Tom Maston, deputy minister of health, said in a statement released late Thursday afternoon, "Government lawyers have received an offer to settle from Dr. Cleary's lawyer today, which they are currently reviewing."
New Brunswick's recently fired chief medical officer of health cancelled a scheduled appearance on Information Morning Fredericton on the advice of her lawyer.
Dr. Eilish Cleary was planning to be a guest on the radio program Thursday morning, but cancelled Wednesday evening.
"I was asked by government lawyers not to speak publicly and my lawyer advised we accommodate their request," said Cleary in an emailed statement to CBC News.
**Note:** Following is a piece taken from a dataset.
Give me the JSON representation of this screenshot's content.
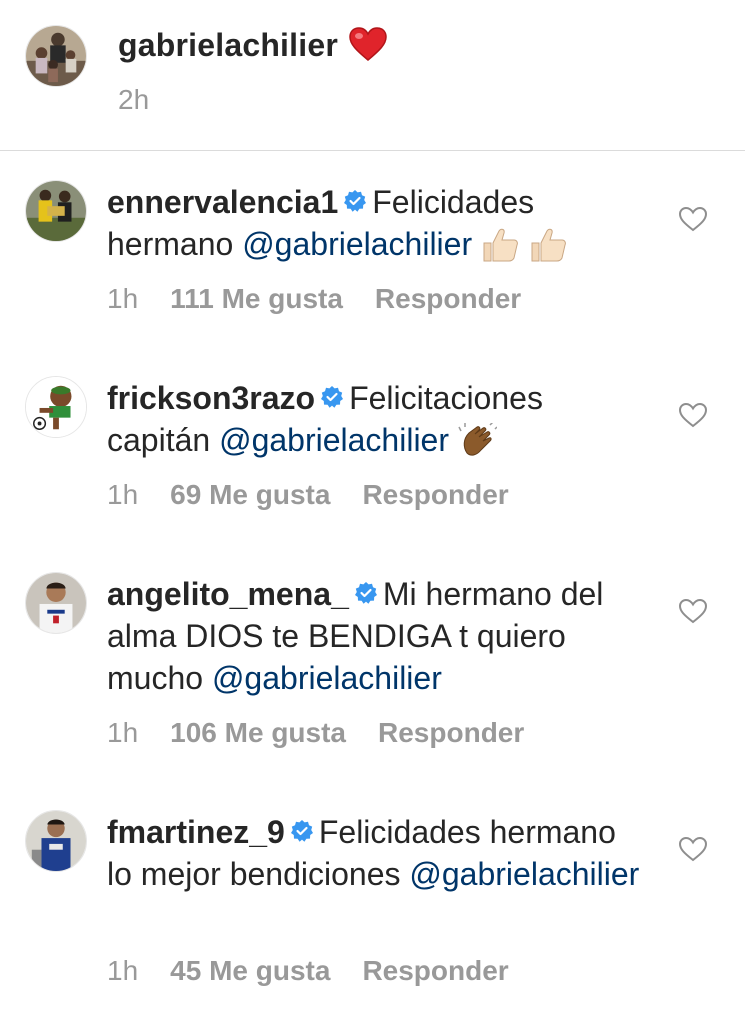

In his statement, Maston said Cleary's statement was inaccurate. Maston said it's a breach under the New Brunswick Law Society's professional code of conduct for a lawyer to directly contact the client of another lawyer.
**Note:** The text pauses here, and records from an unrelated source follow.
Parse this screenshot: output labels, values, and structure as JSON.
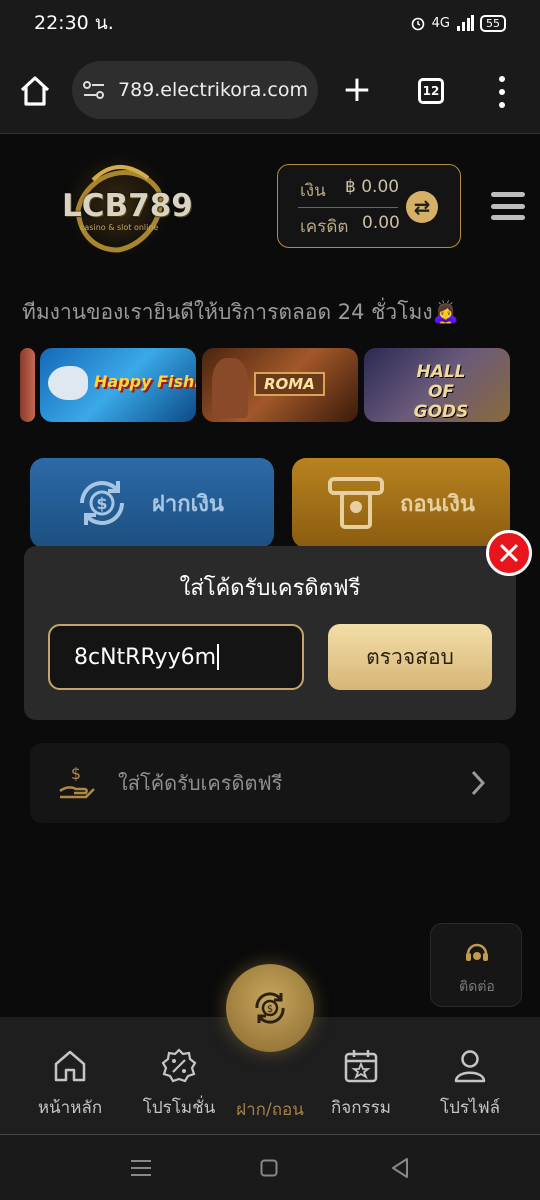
{
  "status_bar": {
    "time": "22:30 น.",
    "network": "4G",
    "battery": "55"
  },
  "browser": {
    "url": "789.electrikora.com",
    "tab_count": "12"
  },
  "header": {
    "logo_text": "LCB789",
    "logo_sub": "casino & slot online",
    "wallet": {
      "money_label": "เงิน",
      "money_value": "฿ 0.00",
      "credit_label": "เครดิต",
      "credit_value": "0.00"
    }
  },
  "marquee": "ทีมงานของเรายินดีให้บริการตลอด 24 ชั่วโมง🙇‍♀️",
  "banners": [
    {
      "title": ""
    },
    {
      "title": "Happy Fishing"
    },
    {
      "title": "ROMA"
    },
    {
      "title": "HALL OF GODS"
    }
  ],
  "actions": {
    "deposit": "ฝากเงิน",
    "withdraw": "ถอนเงิน"
  },
  "code_modal": {
    "title": "ใส่โค้ดรับเครดิตฟรี",
    "input_value": "8cNtRRyy6m",
    "check_button": "ตรวจสอบ"
  },
  "promo_row": {
    "label": "ใส่โค้ดรับเครดิตฟรี"
  },
  "contact": {
    "label": "ติดต่อ"
  },
  "bottom_nav": [
    {
      "label": "หน้าหลัก",
      "icon": "home-icon"
    },
    {
      "label": "โปรโมชั่น",
      "icon": "percent-badge-icon"
    },
    {
      "label": "ฝาก/ถอน",
      "icon": "exchange-icon",
      "active": true
    },
    {
      "label": "กิจกรรม",
      "icon": "calendar-star-icon"
    },
    {
      "label": "โปรไฟล์",
      "icon": "user-icon"
    }
  ],
  "colors": {
    "accent_gold": "#c6a56a",
    "deposit_blue": "#2c6aa8",
    "withdraw_gold": "#b8831f",
    "close_red": "#e8151d"
  }
}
"Dr. Cleary's statement today implies that government lawyers committed such a breach. This is not the case, as confirmed by Dr. Cleary's lawyer.
"There was an agreement of all parties that they would not talk publicly while negotiations were ongoing. Unfortunately, government was refused its request for consent by Dr. Cleary to discuss the details of this matter. Without consent, government is unable to respond to comments made by Dr. Cleary and others. As this is a personnel matter, we believe it is appropriate not to comment to protect the privacy of the several parties involved."
Basque told CBC News the government's lawyer suggested to Basque that it would be easier to sort things out if Cleary were "to stay out of the press."
Cleary was hired as the province's chief medical officer of health in 2008.
She said she was told she was being placed on leave on Nov. 2.
On Dec. 7, government lawyers told her lawyer she was being terminated.
The Department of Health will only say Cleary's firing is not politically motivated or related to her medical and scientific work.
Cleary's only public statement since the firing has been to state that she was fired "without cause" and is "considering next steps."
A number of advocacy groups have rallied to Cleary's defence and launched a campaign to have her reinstated.
In 2012, Cleary put together an 82-page report looking at social and community health risks in New Brunswick if a shale gas industry is to be developed in the province.
At the time she was placed on leave, Cleary was studying the use of the herbicide glyphosate in New Brunswick.